Le récent hiver américain a été paradoxal : alors que de nombreux États de l’Est ont enduré une saison glaciale prolongée, le pays dans son ensemble a connu son deuxième hiver le plus chaud en 131 ans. Ce contraste saisissant souligne une réalité cruciale du changement climatique : les conditions météorologiques extrêmes sont de plus en plus inégalement réparties, avec des records de chaleur battant à un rythme alarmant.
Chaleur record dans l’Ouest
La moitié ouest des États-Unis a connu une chaleur sans précédent cet hiver, neuf États ayant enregistré leur saison la plus chaude de tous les temps et cinq la deuxième. Cette chaleur extrême a exacerbé les conditions de sécheresse existantes, augmentant considérablement le risque de graves incendies de forêt au printemps et en été à venir. La tendance au réchauffement ne concerne pas seulement les températures moyennes, mais également l’augmentation de la fréquence et de l’intensité des événements record.

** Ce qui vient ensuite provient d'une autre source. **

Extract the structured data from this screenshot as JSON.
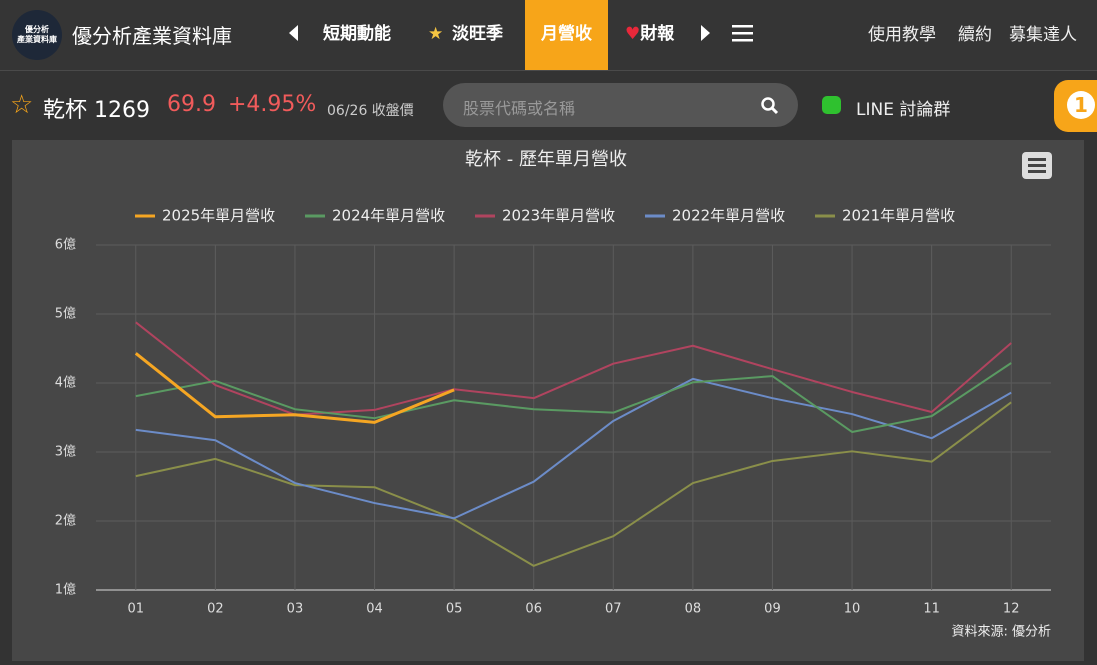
{
  "nav": {
    "brand_logo": "優分析\n產業資料庫",
    "brand": "優分析產業資料庫",
    "tabs": [
      "短期動能",
      "淡旺季",
      "月營收",
      "財報"
    ],
    "links": [
      "使用教學",
      "續約",
      "募集達人"
    ]
  },
  "stock": {
    "name": "乾杯 1269",
    "price": "69.9",
    "change": "+4.95%",
    "date": "06/26 收盤價",
    "search_placeholder": "股票代碼或名稱",
    "line_group": "LINE 討論群",
    "badge": "1"
  },
  "chart_data": {
    "type": "line",
    "title": "乾杯 - 歷年單月營收",
    "categories": [
      "01",
      "02",
      "03",
      "04",
      "05",
      "06",
      "07",
      "08",
      "09",
      "10",
      "11",
      "12"
    ],
    "series": [
      {
        "name": "2025年單月營收",
        "color": "#f5a623",
        "values": [
          4.43,
          3.51,
          3.54,
          3.43,
          3.9,
          null,
          null,
          null,
          null,
          null,
          null,
          null
        ]
      },
      {
        "name": "2024年單月營收",
        "color": "#5a9a62",
        "values": [
          3.81,
          4.03,
          3.62,
          3.49,
          3.75,
          3.62,
          3.57,
          4.01,
          4.1,
          3.29,
          3.52,
          4.29
        ]
      },
      {
        "name": "2023年單月營收",
        "color": "#b0445f",
        "values": [
          4.88,
          3.97,
          3.54,
          3.61,
          3.91,
          3.78,
          4.28,
          4.54,
          4.2,
          3.87,
          3.58,
          4.58
        ]
      },
      {
        "name": "2022年單月營收",
        "color": "#6c8cc8",
        "values": [
          3.32,
          3.17,
          2.55,
          2.26,
          2.04,
          2.57,
          3.45,
          4.06,
          3.78,
          3.55,
          3.2,
          3.86
        ]
      },
      {
        "name": "2021年單月營收",
        "color": "#8a8f4a",
        "values": [
          2.65,
          2.9,
          2.52,
          2.49,
          2.03,
          1.35,
          1.78,
          2.55,
          2.87,
          3.01,
          2.86,
          3.72
        ]
      }
    ],
    "ylim": [
      1,
      6
    ],
    "yticks": [
      {
        "value": 1,
        "label": "1億"
      },
      {
        "value": 2,
        "label": "2億"
      },
      {
        "value": 3,
        "label": "3億"
      },
      {
        "value": 4,
        "label": "4億"
      },
      {
        "value": 5,
        "label": "5億"
      },
      {
        "value": 6,
        "label": "6億"
      }
    ],
    "grid": true,
    "legend": "top",
    "source": "資料來源: 優分析"
  }
}
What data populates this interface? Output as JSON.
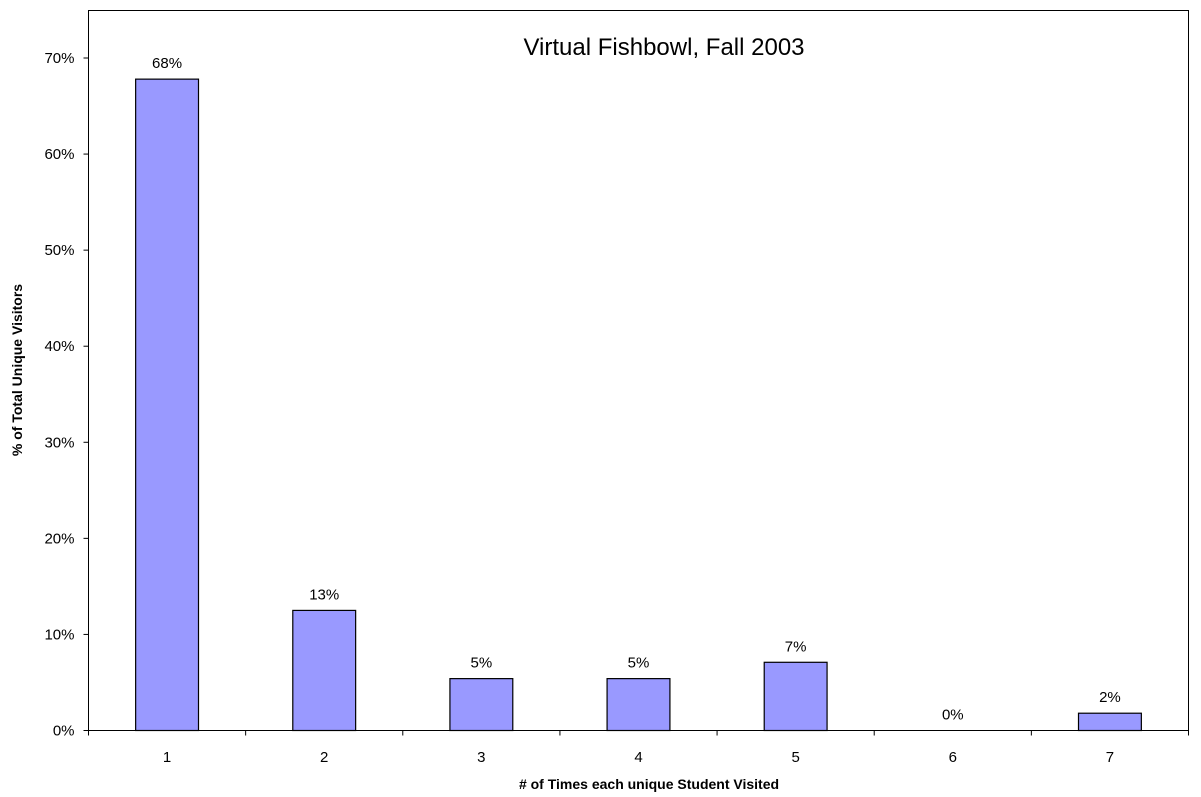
{
  "chart_data": {
    "type": "bar",
    "title": "Virtual Fishbowl, Fall 2003",
    "xlabel": "# of Times each unique Student Visited",
    "ylabel": "% of Total Unique Visitors",
    "categories": [
      "1",
      "2",
      "3",
      "4",
      "5",
      "6",
      "7"
    ],
    "values": [
      67.8,
      12.5,
      5.4,
      5.4,
      7.1,
      0,
      1.8
    ],
    "data_labels": [
      "68%",
      "13%",
      "5%",
      "5%",
      "7%",
      "0%",
      "2%"
    ],
    "ylim": [
      0,
      70
    ],
    "yticks": [
      0,
      10,
      20,
      30,
      40,
      50,
      60,
      70
    ],
    "ytick_labels": [
      "0%",
      "10%",
      "20%",
      "30%",
      "40%",
      "50%",
      "60%",
      "70%"
    ],
    "grid": false,
    "legend": false,
    "colors": {
      "bar_fill": "#9999FF",
      "bar_stroke": "#000000"
    }
  }
}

Le paradoxe du froid oriental
Malgré la chaleur qui règne dans une grande partie du pays, huit États de l’est ont connu des températures inférieures à la moyenne. Cependant, même ces conditions plus froides n’étaient pas historiquement significatives ; aucun n’a failli battre des records froids. La raison pour laquelle ce froid est si intense est que la ligne de base a changé : les vagues de froid deviennent de plus en plus courtes et moins intenses à mesure que la planète se réchauffe.
Le changement climatique comme moteur sous-jacent
Selon Climate Central, la température hivernale moyenne la plus froide aux États-Unis est désormais de 7°F (4°C) plus élevée qu’en 1970. Cela signifie que lorsque les masses d’air froid se dirigent vers le sud, elles ne sont plus aussi extrêmes qu’elles l’étaient autrefois. Le changement ne vise pas à éliminer complètement le froid, mais à rendre les froids record de plus en plus rares tandis que les chaleurs record deviennent monnaie courante.
« Les records de froid sont devenus une situation véritablement rare, tandis que les records de chaleur se produisent désormais à une fréquence remarquable et déconcertante », note le climatologue Daniel Swain du California Institute for Water Resources.
Regard vers l’avenir : encore de la chaleur à venir
La tendance aux chaleurs extrêmes devrait se poursuivre tant que les émissions de gaz à effet de serre resteront élevées. L’ouest des États-Unis se prépare déjà à une nouvelle vague de chaleur potentielle à la mi-mars, avec des températures pouvant dépasser 100°F (38°C) dans certaines régions.
Les données sont claires : les États-Unis connaissent un climat en transition, où les extrêmes deviennent plus prononcés et la chaleur l’emporte. La question n’est plus si les records vont tomber, mais à quelle vitesse ils continueront de se briser à mesure que la planète se réchauffe.